STATISTA

Statecraft - Pioneer Usage - Representation

In conversation with Allison Freedman Weinberg from recess

Recess is a nonprofit art space in Brooklyn, New York that invites artists to work in a public setting, emphasizing process and dialogue between artists and audiences. Recess aims to build a more vibrant and accessible art world by engaging its communities and helping to keep artists in New York City. Genevieve Lipinsky de Orlov spoke with Founder and Executive Director Allison Weisberg about the questions and challenges involved in maintaining this space in the less hospitable landscape of New York.

G
The history of Recess directly mentions the disparity in affordability between where artists live and work and where exhibition audiences are found as an important factor in establishing Recess’s first location. Was it important to you that Recess be situated in a neighborhood with a rich and significant history in the art world? It seems like the decision to locate Recess in Soho was motivated in part by a conscious wish to highlight the neighborhood’s historical importance to artists, which has been practically obliterated, and to reclaim that space.

A
Yes it was important — especially before we made a name for ourselves — that our artists take up space in an established neighborhood with lots of visibility. The neighborhood's rich history allowed us to align with the values of the alternative space movement and reclaim Soho as a creative place.

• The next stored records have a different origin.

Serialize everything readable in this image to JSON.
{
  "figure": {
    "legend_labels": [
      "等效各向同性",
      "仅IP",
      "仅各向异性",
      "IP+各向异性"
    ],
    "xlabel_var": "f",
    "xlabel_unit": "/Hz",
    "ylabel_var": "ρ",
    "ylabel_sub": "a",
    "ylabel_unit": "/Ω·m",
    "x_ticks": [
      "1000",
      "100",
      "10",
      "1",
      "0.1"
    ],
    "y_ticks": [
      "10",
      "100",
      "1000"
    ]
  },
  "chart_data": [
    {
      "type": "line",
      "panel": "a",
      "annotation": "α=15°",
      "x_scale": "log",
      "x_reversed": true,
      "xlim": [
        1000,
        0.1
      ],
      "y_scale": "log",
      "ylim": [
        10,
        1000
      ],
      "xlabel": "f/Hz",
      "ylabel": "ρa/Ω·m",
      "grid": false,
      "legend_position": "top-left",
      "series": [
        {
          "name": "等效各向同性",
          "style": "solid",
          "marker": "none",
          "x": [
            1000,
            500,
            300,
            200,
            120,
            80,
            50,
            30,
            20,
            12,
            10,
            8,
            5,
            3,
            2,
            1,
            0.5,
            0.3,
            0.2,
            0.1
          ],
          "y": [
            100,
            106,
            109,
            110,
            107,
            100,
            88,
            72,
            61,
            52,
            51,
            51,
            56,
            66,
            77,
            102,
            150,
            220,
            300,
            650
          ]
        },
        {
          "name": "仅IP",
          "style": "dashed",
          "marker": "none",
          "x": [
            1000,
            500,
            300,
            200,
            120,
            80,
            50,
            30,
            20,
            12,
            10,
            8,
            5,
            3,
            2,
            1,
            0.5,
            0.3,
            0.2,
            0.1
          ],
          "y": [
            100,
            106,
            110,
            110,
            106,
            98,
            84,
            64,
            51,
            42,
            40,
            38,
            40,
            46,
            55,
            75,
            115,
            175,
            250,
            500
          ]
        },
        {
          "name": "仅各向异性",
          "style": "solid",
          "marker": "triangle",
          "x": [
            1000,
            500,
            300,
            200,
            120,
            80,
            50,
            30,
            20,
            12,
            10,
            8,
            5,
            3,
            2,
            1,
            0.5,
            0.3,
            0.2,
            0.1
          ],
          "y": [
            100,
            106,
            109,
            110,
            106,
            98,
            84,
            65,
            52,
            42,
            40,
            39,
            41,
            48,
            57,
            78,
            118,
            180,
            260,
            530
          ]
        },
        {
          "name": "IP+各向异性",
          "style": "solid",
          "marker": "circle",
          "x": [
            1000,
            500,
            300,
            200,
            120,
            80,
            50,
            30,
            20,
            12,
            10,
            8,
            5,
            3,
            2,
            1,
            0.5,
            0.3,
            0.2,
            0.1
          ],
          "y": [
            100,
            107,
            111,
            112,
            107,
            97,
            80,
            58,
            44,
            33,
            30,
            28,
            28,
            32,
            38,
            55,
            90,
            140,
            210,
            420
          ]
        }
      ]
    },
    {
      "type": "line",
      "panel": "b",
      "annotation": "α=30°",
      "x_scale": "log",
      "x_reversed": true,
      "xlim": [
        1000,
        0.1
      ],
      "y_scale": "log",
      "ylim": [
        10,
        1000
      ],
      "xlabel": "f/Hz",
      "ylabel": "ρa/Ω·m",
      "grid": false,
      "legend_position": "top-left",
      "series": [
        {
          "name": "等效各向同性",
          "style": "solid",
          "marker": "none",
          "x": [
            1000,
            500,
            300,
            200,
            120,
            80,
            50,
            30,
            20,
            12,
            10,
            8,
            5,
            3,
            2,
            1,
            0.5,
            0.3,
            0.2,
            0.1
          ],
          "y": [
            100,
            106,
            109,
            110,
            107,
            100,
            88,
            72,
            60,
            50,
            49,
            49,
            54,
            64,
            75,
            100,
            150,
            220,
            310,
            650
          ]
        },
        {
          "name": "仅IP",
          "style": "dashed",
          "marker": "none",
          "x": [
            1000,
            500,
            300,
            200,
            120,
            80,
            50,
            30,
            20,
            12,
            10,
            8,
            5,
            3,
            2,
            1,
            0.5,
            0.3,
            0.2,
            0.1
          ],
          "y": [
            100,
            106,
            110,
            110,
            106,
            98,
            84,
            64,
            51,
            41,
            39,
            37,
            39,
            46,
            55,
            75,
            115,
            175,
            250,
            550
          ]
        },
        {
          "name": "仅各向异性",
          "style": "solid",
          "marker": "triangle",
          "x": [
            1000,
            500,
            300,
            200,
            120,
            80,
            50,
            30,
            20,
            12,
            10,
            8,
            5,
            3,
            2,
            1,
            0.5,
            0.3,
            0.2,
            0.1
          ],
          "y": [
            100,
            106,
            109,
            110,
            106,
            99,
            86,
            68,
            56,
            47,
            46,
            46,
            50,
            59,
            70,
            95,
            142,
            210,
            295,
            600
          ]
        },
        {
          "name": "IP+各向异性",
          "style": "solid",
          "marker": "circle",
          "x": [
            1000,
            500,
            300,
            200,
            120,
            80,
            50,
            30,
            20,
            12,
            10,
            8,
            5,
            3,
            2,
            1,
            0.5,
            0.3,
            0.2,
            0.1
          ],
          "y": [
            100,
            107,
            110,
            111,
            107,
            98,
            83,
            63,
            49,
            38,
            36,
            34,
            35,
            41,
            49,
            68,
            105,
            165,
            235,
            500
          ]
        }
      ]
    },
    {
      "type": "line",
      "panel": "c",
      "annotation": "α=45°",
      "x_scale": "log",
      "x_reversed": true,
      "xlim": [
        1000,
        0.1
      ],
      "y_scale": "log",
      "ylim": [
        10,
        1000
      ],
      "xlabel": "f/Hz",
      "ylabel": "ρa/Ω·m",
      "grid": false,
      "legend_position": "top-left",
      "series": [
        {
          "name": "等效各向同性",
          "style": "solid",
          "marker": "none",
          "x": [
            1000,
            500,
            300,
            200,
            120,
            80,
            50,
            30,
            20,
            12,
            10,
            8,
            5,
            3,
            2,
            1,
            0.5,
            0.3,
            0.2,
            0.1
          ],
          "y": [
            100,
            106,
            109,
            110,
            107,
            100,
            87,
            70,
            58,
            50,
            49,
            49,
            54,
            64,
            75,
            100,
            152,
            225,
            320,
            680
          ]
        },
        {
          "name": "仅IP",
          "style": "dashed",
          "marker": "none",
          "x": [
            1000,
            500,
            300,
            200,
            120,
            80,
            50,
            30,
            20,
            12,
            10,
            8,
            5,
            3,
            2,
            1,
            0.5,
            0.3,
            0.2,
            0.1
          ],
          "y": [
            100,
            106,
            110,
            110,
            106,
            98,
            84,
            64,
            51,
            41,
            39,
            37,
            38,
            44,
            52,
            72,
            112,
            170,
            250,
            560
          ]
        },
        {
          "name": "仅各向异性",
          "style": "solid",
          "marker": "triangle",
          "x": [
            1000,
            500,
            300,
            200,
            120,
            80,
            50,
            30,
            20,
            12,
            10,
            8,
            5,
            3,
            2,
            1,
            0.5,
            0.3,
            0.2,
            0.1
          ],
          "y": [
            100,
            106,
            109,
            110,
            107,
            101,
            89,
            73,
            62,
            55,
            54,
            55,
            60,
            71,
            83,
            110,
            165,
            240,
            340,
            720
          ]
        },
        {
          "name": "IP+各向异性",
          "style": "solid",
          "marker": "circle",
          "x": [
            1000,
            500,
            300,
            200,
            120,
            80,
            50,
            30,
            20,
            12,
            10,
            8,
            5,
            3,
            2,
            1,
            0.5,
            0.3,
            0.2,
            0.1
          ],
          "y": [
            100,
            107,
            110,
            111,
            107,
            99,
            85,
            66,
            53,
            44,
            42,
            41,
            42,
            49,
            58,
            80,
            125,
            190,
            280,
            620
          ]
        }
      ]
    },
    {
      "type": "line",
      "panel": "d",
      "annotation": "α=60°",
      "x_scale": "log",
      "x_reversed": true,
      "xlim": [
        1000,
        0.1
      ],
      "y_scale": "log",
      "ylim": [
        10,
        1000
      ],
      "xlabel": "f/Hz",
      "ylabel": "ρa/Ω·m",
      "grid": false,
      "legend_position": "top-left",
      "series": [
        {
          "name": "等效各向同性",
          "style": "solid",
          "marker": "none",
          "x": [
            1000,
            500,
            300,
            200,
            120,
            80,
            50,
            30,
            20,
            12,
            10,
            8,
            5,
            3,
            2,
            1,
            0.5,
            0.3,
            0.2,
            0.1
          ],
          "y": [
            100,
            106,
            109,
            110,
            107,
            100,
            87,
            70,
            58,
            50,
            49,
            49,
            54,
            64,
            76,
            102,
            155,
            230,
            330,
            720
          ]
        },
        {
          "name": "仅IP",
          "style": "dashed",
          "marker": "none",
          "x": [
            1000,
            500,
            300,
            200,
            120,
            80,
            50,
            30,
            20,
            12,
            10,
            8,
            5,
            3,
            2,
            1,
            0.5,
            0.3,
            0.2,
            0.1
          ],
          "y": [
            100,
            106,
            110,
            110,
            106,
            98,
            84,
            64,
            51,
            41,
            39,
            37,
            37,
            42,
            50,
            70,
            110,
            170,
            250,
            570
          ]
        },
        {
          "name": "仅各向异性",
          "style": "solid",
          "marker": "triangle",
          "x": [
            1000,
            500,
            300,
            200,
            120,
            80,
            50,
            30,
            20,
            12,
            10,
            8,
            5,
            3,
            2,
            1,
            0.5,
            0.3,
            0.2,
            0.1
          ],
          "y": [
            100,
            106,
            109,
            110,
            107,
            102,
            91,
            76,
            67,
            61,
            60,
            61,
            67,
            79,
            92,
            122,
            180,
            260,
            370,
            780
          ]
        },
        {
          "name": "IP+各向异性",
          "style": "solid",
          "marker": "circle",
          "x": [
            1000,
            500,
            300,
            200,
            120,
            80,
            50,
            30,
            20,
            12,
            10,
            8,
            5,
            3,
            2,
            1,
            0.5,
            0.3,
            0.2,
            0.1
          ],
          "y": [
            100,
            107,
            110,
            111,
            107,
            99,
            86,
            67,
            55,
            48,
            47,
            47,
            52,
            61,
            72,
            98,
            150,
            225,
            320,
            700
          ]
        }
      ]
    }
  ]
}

But we take that ethos even further: we want to expand who gets to be included in the arts community. Even in the radical space of 60s and 70s Soho, most of those artists were white males. That has never been the case at Recess.   

G
What were the challenges in finding a space that met your needs both in architecture and affordability in a neighborhood like Soho?

A
Our space was pretty quirky. It didn't really meet our needs! But we made it work.   

G
Does New York City have any legislative infrastructure that supports or protects nonprofit organizations like Recess? 

A
The city offers grants to nonprofit organizations, but those grants are earmarked for direct program costs. Very few grants, government or otherwise, can be used to secure space. We receive money from the City, State, and Federal Government, but that money combined makes up less than 10% of our budget. Most of our money comes from grants from private foundations. We have a sustaining donor program and receive gifts from individuals. We make a very small amount from benefit art editions and space rentals.

G
What was Recess’s relationship to the neighborhood and its community in Soho like? Did Recess specifically engage residents ad neighboring tenants?

A
The thing I loved most about Soho was the incredible range of folks walking in our space. On any given day, we'd host a chic Italian tourist, followed by an office worker coming from 6th Avenue, and then a construction worker from down the block. We also had some regulars from the neighborhood, both newcomers and artists who had been there since the 60s.   

G
When and why did Recess move from Soho to Brooklyn?
A
Soho was an incredible resource and helped put us and our artists on the map. But after eight years, we craved more of a community. We wanted to set down roots in a neighborhood. We had established a small following, and no longer needed the visibility that Soho afforded to get folks to our space. And we had outgrown our storefront in every way possible.

G
How has Recess’s audience changed as a result of this move, and how is the relationship to the surrounding community different than that in Soho?
A
In the beginning of Recess, we relied on the public as our community. Folks walking in the space formed the core of our audience. But it became clear that we were not going to achieve our mission of building a more just and equitable creative community with just an open door policy. So we began more targeted outreach to groups of artists and audiences who have been traditionally excluded in art spaces, galleries, and museums. By reaching out and grabbing diverse communities, we were able to more actively expand our public and in so doing, hopefully redefine an "arts community."

G
With STATISTA, we have been talking a lot about Verstetigung, a process that leads to something becoming permanent, having a lasting existence. Art spaces like Recess are so often exploited in processes of gentrification. How do you and the organization as a whole see Recess within the ecosystem of the New York art world, but also within the city itself?
A
It is important to acknowledge our role as gentrifiers. I never want to split hairs about that. But we hope to become embedded in our community in a long-term capacity to serve as active listeners and partners to our neighbors. Ultimately, if we do our job and achieve our mission, we empower our constituents to take ownership of our organization and take an active role in informing our contribution to the landscape of the city.